L’intelligence artificielle peut lire nos pensées
De nombreuses entreprises de neurotechnologies développent des capteurs cérébraux capables de décoder notre état de concentration, nos émotions et même le contenu de notre esprit.
Le développement de l’intelligence artificielle continue sa course effrénée et va même continuer de s’accélérer. Les récentes annonces d’investissements massifs dans cette industrie en sont la preuve.
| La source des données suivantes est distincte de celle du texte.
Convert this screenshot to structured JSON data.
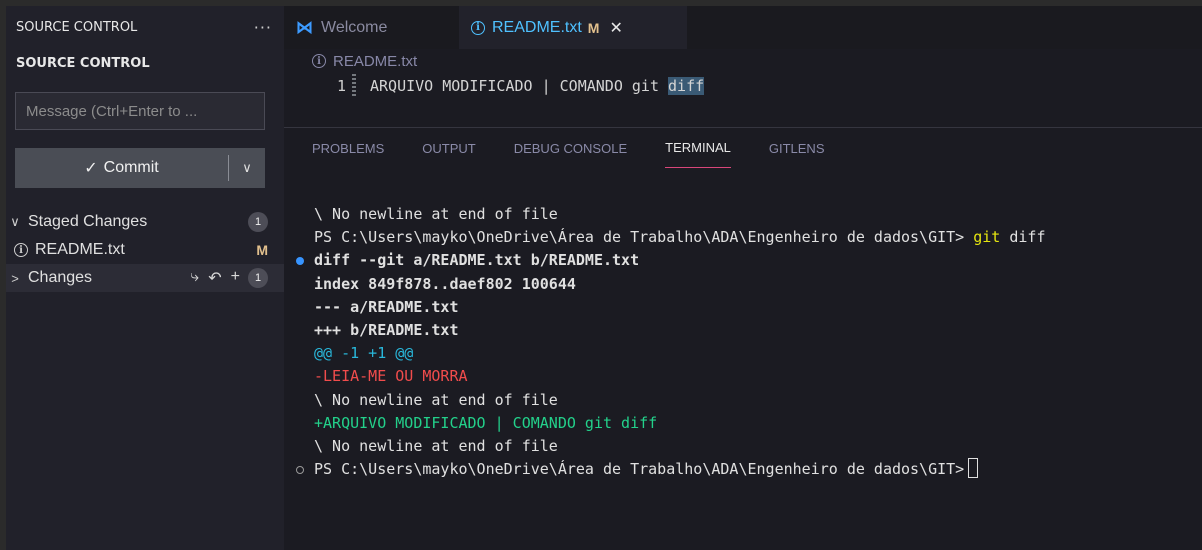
{
  "sidebar": {
    "header_title": "SOURCE CONTROL",
    "more_label": "···",
    "section_title": "SOURCE CONTROL",
    "message_placeholder": "Message (Ctrl+Enter to ...",
    "commit_label": "Commit",
    "commit_check": "✓",
    "dropdown_glyph": "∨",
    "staged": {
      "label": "Staged Changes",
      "count": "1",
      "chevron": "∨"
    },
    "staged_file": {
      "name": "README.txt",
      "status": "M"
    },
    "changes": {
      "label": "Changes",
      "count": "1",
      "chevron": ">"
    },
    "change_actions": [
      "⤷",
      "↶",
      "+"
    ]
  },
  "tabs": [
    {
      "label": "Welcome",
      "icon": "vscode-logo-icon"
    },
    {
      "label": "README.txt",
      "status": "M",
      "icon": "info-icon"
    }
  ],
  "editor": {
    "breadcrumb": "README.txt",
    "line_number": "1",
    "line_text_before": "ARQUIVO MODIFICADO | COMANDO git ",
    "line_text_highlight": "diff"
  },
  "panel": {
    "tabs": [
      "PROBLEMS",
      "OUTPUT",
      "DEBUG CONSOLE",
      "TERMINAL",
      "GITLENS"
    ],
    "active_tab": "TERMINAL"
  },
  "terminal": {
    "line1": "\\ No newline at end of file",
    "prompt_path": "PS C:\\Users\\mayko\\OneDrive\\Área de Trabalho\\ADA\\Engenheiro de dados\\GIT> ",
    "cmd_git": "git",
    "cmd_rest": " diff",
    "diff_header": "diff --git a/README.txt b/README.txt",
    "index_line": "index 849f878..daef802 100644",
    "minus_file": "--- a/README.txt",
    "plus_file": "+++ b/README.txt",
    "hunk": "@@ -1 +1 @@",
    "removed": "-LEIA-ME OU MORRA",
    "no_newline_1": "\\ No newline at end of file",
    "added": "+ARQUIVO MODIFICADO | COMANDO git diff",
    "no_newline_2": "\\ No newline at end of file",
    "final_prompt": "PS C:\\Users\\mayko\\OneDrive\\Área de Trabalho\\ADA\\Engenheiro de dados\\GIT>"
  },
  "colors": {
    "accent_tab": "#4fc1ff",
    "modified": "#e2c08d",
    "terminal_active_underline": "#d9467a",
    "diff_removed": "#f14c4c",
    "diff_added": "#23d18b"
  }
}
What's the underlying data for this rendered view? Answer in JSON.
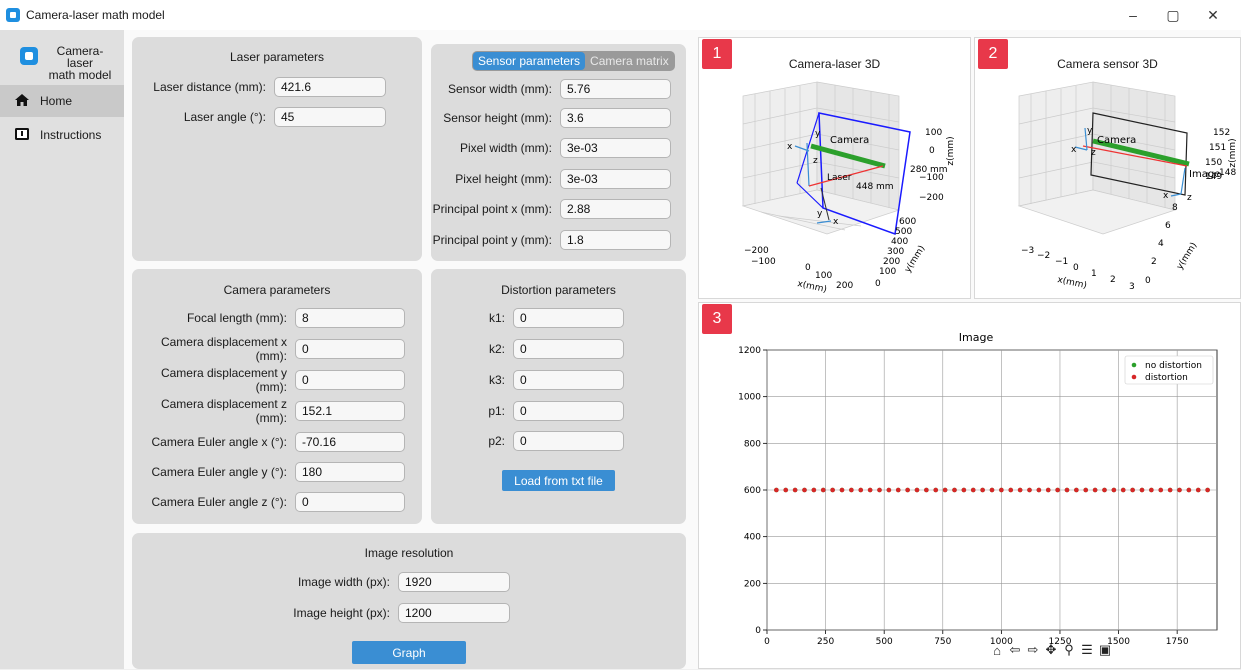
{
  "window": {
    "title": "Camera-laser math model",
    "minimize": "–",
    "maximize": "▢",
    "close": "✕"
  },
  "sidebar": {
    "logo_text": "Camera-laser\nmath model",
    "items": [
      {
        "label": "Home",
        "icon": "home-icon",
        "active": true
      },
      {
        "label": "Instructions",
        "icon": "info-screen-icon",
        "active": false
      }
    ]
  },
  "laser": {
    "title": "Laser parameters",
    "fields": [
      {
        "label": "Laser distance (mm):",
        "value": "421.6"
      },
      {
        "label": "Laser angle (°):",
        "value": "45"
      }
    ]
  },
  "sensor": {
    "tabs": [
      "Sensor parameters",
      "Camera matrix"
    ],
    "active_tab": "Sensor parameters",
    "fields": [
      {
        "label": "Sensor width (mm):",
        "value": "5.76"
      },
      {
        "label": "Sensor height (mm):",
        "value": "3.6"
      },
      {
        "label": "Pixel width (mm):",
        "value": "3e-03"
      },
      {
        "label": "Pixel height (mm):",
        "value": "3e-03"
      },
      {
        "label": "Principal point x (mm):",
        "value": "2.88"
      },
      {
        "label": "Principal point y (mm):",
        "value": "1.8"
      }
    ]
  },
  "camera": {
    "title": "Camera parameters",
    "fields": [
      {
        "label": "Focal length (mm):",
        "value": "8"
      },
      {
        "label": "Camera displacement x (mm):",
        "value": "0"
      },
      {
        "label": "Camera displacement y (mm):",
        "value": "0"
      },
      {
        "label": "Camera displacement z (mm):",
        "value": "152.1"
      },
      {
        "label": "Camera Euler angle x (°):",
        "value": "-70.16"
      },
      {
        "label": "Camera Euler angle y (°):",
        "value": "180"
      },
      {
        "label": "Camera Euler angle z (°):",
        "value": "0"
      }
    ]
  },
  "distortion": {
    "title": "Distortion parameters",
    "fields": [
      {
        "label": "k1:",
        "value": "0"
      },
      {
        "label": "k2:",
        "value": "0"
      },
      {
        "label": "k3:",
        "value": "0"
      },
      {
        "label": "p1:",
        "value": "0"
      },
      {
        "label": "p2:",
        "value": "0"
      }
    ],
    "load_button": "Load from txt file"
  },
  "resolution": {
    "title": "Image resolution",
    "fields": [
      {
        "label": "Image width (px):",
        "value": "1920"
      },
      {
        "label": "Image height (px):",
        "value": "1200"
      }
    ],
    "graph_button": "Graph"
  },
  "plots": {
    "p1": {
      "badge": "1",
      "title": "Camera-laser 3D",
      "labels": {
        "camera": "Camera",
        "laser": "Laser",
        "dist1": "280 mm",
        "dist2": "448 mm",
        "xaxis": "x(mm)",
        "yaxis": "y(mm)",
        "zaxis": "z(mm)",
        "cam_x": "x",
        "cam_y": "y",
        "cam_z": "z",
        "las_x": "x",
        "las_y": "y"
      },
      "xticks": [
        "−200",
        "−100",
        "0",
        "100",
        "200"
      ],
      "yticks": [
        "0",
        "100",
        "200",
        "300",
        "400",
        "500",
        "600"
      ],
      "zticks": [
        "100",
        "0",
        "−100",
        "−200"
      ]
    },
    "p2": {
      "badge": "2",
      "title": "Camera sensor 3D",
      "labels": {
        "camera": "Camera",
        "image": "Image",
        "xaxis": "x(mm)",
        "yaxis": "y(mm)",
        "zaxis": "z(mm)",
        "c_x": "x",
        "c_y": "y",
        "c_z": "z",
        "i_x": "x",
        "i_z": "z"
      },
      "xticks": [
        "−3",
        "−2",
        "−1",
        "0",
        "1",
        "2",
        "3"
      ],
      "yticks": [
        "0",
        "2",
        "4",
        "6",
        "8"
      ],
      "zticks": [
        "152",
        "151",
        "150",
        "149",
        "148"
      ]
    },
    "p3": {
      "badge": "3"
    }
  },
  "chart_data": {
    "type": "scatter",
    "title": "Image",
    "xlabel": "",
    "ylabel": "",
    "xlim": [
      0,
      1920
    ],
    "ylim": [
      0,
      1200
    ],
    "xticks": [
      0,
      250,
      500,
      750,
      1000,
      1250,
      1500,
      1750
    ],
    "yticks": [
      0,
      200,
      400,
      600,
      800,
      1000,
      1200
    ],
    "grid": true,
    "legend_position": "top-right",
    "series": [
      {
        "name": "no distortion",
        "color": "#2ca02c",
        "x": [
          40,
          80,
          120,
          160,
          200,
          240,
          280,
          320,
          360,
          400,
          440,
          480,
          520,
          560,
          600,
          640,
          680,
          720,
          760,
          800,
          840,
          880,
          920,
          960,
          1000,
          1040,
          1080,
          1120,
          1160,
          1200,
          1240,
          1280,
          1320,
          1360,
          1400,
          1440,
          1480,
          1520,
          1560,
          1600,
          1640,
          1680,
          1720,
          1760,
          1800,
          1840,
          1880
        ],
        "y": 600
      },
      {
        "name": "distortion",
        "color": "#d62728",
        "x": [
          40,
          80,
          120,
          160,
          200,
          240,
          280,
          320,
          360,
          400,
          440,
          480,
          520,
          560,
          600,
          640,
          680,
          720,
          760,
          800,
          840,
          880,
          920,
          960,
          1000,
          1040,
          1080,
          1120,
          1160,
          1200,
          1240,
          1280,
          1320,
          1360,
          1400,
          1440,
          1480,
          1520,
          1560,
          1600,
          1640,
          1680,
          1720,
          1760,
          1800,
          1840,
          1880
        ],
        "y": 600
      }
    ]
  },
  "toolbar": {
    "icons": [
      "home-icon",
      "back-icon",
      "forward-icon",
      "pan-icon",
      "zoom-icon",
      "configure-icon",
      "save-icon"
    ]
  }
}
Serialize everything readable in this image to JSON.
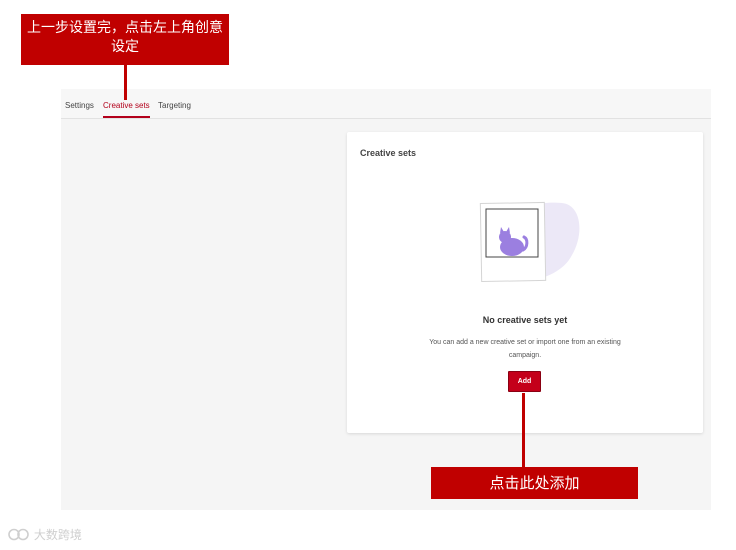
{
  "tabs": [
    {
      "label": "Settings",
      "active": false
    },
    {
      "label": "Creative sets",
      "active": true
    },
    {
      "label": "Targeting",
      "active": false
    }
  ],
  "card": {
    "title": "Creative sets",
    "empty_title": "No creative sets yet",
    "empty_desc": "You can add a new creative set or import one from an existing campaign.",
    "add_label": "Add"
  },
  "annotations": {
    "top": "上一步设置完，点击左上角创意设定",
    "bottom": "点击此处添加"
  },
  "watermark": "大数跨境",
  "colors": {
    "accent": "#b3001b",
    "callout": "#c00000",
    "illustration": "#9b7fe0"
  },
  "icons": {
    "illustration": "cat-photo-illustration",
    "watermark_logo": "logo-icon"
  }
}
Aux États-Unis, une nouvelle entreprise nommée Stargate rassemblant OpenAI, Oracle et Softbank prévoit de dépenser 500 milliards de dollars au cours des prochaines années pour construire des centres de données dédiés à l’IA.
En France, quelques jours après le début du Sommet pour l’action sur l’intelligence artificielle qui s’est tenu à Paris du 6 au 11 février, le président Emmanuel Macron a annoncé sur France Télévisions que des fonds d’investissement et des entreprises privées vont investir 109 milliards d’euros pour faire de la France une puissance de l’IA. Peu après, la présidente de la Commission européenne Ursula von der Leyen déclarait que l’Union européenne veut mobiliser 200 milliards d’euros pour des investissements dans l’IA en Europe. Pourquoi dépenser de telles sommes stratosphériques dans l’IA? Quels sont les objectifs de ces entreprises technologiques et des gouvernements avec qui elles sont liées?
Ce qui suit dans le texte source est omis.